Individuality is a right. Who we worship, how we dress, what we read and believe is a right in this country, and thank goodness. But how we act and what we do cannot be. We are a society made up of communities of people, and our actions affect others. No longer can we afford to be OK with violence and with hatred. No longer can we sit idly by and smirk off people we deem "not our problem." This is reality, one cannot simply change the channel and move on. There was a time when certain behaviors were shameful, because people said something. It is time we spoke up and out about what is not OK.

Staring evil down and willing it to become your problem is not enough. 

I write this with a heavy heart thinking of the many victims, families and friends affected by the horrible Colorado movie theater shooting. Hindsight is always 20/20, but I know I will always wonder about the Walmart woman. And it makes me wonder if we also let this shooter slide by, until he became...our problem.


  1. Well said. We have fallen victim to the shooter...whether by tongue or by gun. God be with us all.

  2. I follow you on FB but this is the first time I have made it over to your blog. This was so wonderfully said. I will be stopping by more often. Thank you for being here and sharing w/ us. It is appreciated. :) I post as Lori Stevens-Nicholas on FB.

  3. Very well said. Thank you for sharing. What CAN we do as individuals, and as women? It's daunting, but you speak the truth...

  4. Perhaps it is just my age (please don't ask) but my first thought as I read this was "I'll bet he has some form of dementia and she's trying to keep him out of a rest home." Her reactions to his incivility seem more a decision to spare other customers than any fear of him.

    In these days of seemingly endless violent tragedy, it is reasonable to jump to the conclusion you did. Still, I think we need to remember that every person and every couple have their own back story to which we are not and should not be privy. Other people's business is just that, until there are more concrete signs that their business poses a threat to innocent others.

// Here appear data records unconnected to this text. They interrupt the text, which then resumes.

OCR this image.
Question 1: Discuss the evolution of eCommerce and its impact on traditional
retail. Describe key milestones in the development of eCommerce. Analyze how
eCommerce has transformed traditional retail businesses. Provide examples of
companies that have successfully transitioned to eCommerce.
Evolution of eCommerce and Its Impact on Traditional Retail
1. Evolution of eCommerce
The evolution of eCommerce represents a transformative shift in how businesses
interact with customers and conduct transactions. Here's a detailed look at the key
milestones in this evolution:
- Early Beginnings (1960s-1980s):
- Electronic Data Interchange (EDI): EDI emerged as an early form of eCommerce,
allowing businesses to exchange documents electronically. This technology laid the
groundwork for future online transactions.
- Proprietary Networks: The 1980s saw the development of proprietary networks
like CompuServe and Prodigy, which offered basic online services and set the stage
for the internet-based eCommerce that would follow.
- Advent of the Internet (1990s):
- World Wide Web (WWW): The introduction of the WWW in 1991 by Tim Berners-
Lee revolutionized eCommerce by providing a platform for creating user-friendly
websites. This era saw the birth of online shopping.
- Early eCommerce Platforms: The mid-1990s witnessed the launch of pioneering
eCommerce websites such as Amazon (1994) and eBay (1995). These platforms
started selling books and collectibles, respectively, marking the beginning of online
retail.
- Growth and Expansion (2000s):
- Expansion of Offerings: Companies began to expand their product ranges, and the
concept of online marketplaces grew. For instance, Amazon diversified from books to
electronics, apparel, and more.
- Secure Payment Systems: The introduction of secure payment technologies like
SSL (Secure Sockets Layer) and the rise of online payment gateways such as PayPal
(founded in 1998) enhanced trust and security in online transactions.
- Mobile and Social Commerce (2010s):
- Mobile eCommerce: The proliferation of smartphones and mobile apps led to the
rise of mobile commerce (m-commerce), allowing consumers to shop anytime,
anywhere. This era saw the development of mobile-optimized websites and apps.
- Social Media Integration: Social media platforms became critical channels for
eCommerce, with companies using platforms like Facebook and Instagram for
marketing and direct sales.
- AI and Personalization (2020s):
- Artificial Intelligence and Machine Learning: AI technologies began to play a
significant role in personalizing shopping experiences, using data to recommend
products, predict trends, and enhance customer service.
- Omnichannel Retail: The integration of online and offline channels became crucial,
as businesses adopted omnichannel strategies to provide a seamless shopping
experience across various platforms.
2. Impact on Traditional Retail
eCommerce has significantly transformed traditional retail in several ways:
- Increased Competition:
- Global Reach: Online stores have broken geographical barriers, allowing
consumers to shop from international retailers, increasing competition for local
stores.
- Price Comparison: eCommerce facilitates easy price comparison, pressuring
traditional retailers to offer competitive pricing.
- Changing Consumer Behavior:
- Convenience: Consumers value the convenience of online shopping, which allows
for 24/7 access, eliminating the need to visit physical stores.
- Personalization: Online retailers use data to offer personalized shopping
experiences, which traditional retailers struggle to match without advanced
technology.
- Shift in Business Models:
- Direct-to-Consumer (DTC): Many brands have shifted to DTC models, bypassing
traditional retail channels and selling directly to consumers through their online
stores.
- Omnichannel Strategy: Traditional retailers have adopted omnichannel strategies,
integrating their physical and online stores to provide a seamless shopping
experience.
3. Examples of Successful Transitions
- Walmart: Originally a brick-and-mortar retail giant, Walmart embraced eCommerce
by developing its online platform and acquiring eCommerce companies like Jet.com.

    Had it been me, I would've (and have) asked the woman if there were anything I could do to help her. Sometimes, the request is dismissed; sometimes, it releases a deluge of information; always, there is gratitude for having been seen as an individual carrying a heavy load who is worthy of aid.

    Please don't add false guilt to your already full plate. Sometimes, you just have to trust that you have done what you could. Namaste.

  5. Actually, it was obvious they were fighting. He wasn't that old. And she was OBVIOUSLY mad at him. I work with a lot of older people. I truly do not believe this was the situation. I agree, every person indeed has a back story. I also believe we, as a society put up with way too much indecent behavior under the guise of it being "not our business". We are communities. We need to open our eyes to the way we pass off others in our society.